The spiked head of hammer, still wreathed in amber fire but undamaged, broke the second barrier with a scream like tearing metal. It struck Raising Heart on one of the two tines of its shooting form, snapping it off cleanly and taking a chunk out of the ruby-red core as it continued down towards Nanoha herself…
Impact.
Pain.
… warmth?
Nanoha forced her eyes open. Someone had snatched her away. Linith? It had to be. They were retreating, at speeds that she hadn't known the cat-familiar was capable of, but she could still see her opponent. There was something hurtling towards her, something huge… it looked like a tree.
It was, in fact, a tree.
The girl wrenched free of the tan binds that had cocooned her, and brought her hammer round in a furious slash, defending against the huge mass at the last second. It struck the falling log with a crack that Nanoha heard even from a distance, splitting it in clean in two.

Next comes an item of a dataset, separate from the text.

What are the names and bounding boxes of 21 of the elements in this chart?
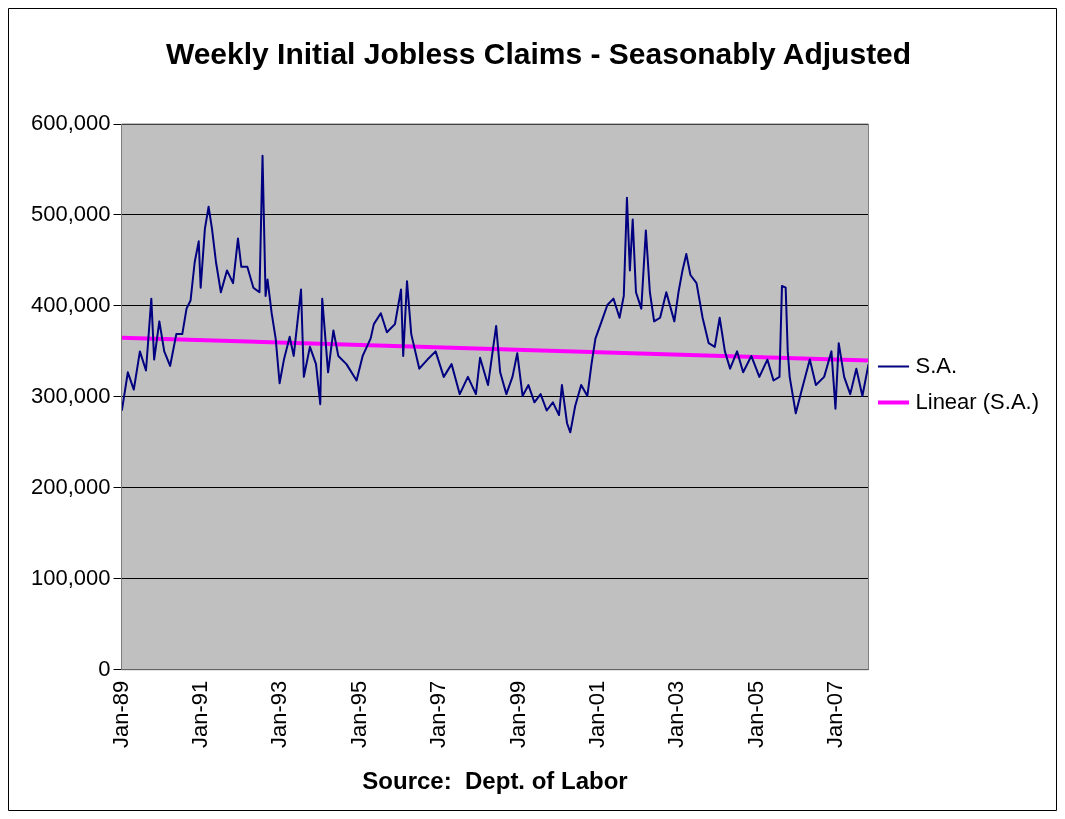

It was a mistake. Linith was good at trap spells, and that log must have had at least half a dozen on it. An opaque, bubble-shaped barrier surrounded the girl's head the second her hammer hit wood, and a binding ring of the same colour flashed into being around her throat and began to constrict. The two halves separated just enough to pass her by on either side as she flailed briefly.
Then they exploded.
Even that wasn't enough to put her down, Nanoha saw. As the smoke cleared, she remained standing. Her Barrier Jacket was scorched and damaged, far more than it had been by the blast from Nanoha's barrier, but it hadn't been broken. But Linith hadn't stopped there, it seemed, either. Though her vision was blurry, Nanoha could see a swarm of tiny shapes whirling around the beleaguered form, hammering at the knight relentlessly as she brought her hands up towards her neck.
And then there was a wrenching shift, and they were outside the barrier again, still accelerating. Another jolt, almost before the first had faded, and this time Nanoha recognised the distinctive flavour of a teleport spell, taking them far, far away from the girl. Despite the humiliation of her loss, Nanoha had to breathe a sigh of relief at that.
She didn't get to see where they had teleported to, though. Her eyes fluttered closed as they arrived, as the slap-dash anaesthetic spell wore off and raw agony from her hand assaulted her again. Not just her hand, either. Her ribs, her head… it seemed like there wasn't any part of her that didn't hurt, ache or burn.
A spark of magic entered her system, telling it to sleep. Linith again, lowering her onto a bed. Thank goodness.
Fleeing from the pain and the sting of her defeat, Nanoha yielded to the spell gratefully. She was unconscious before her head hit the pillow.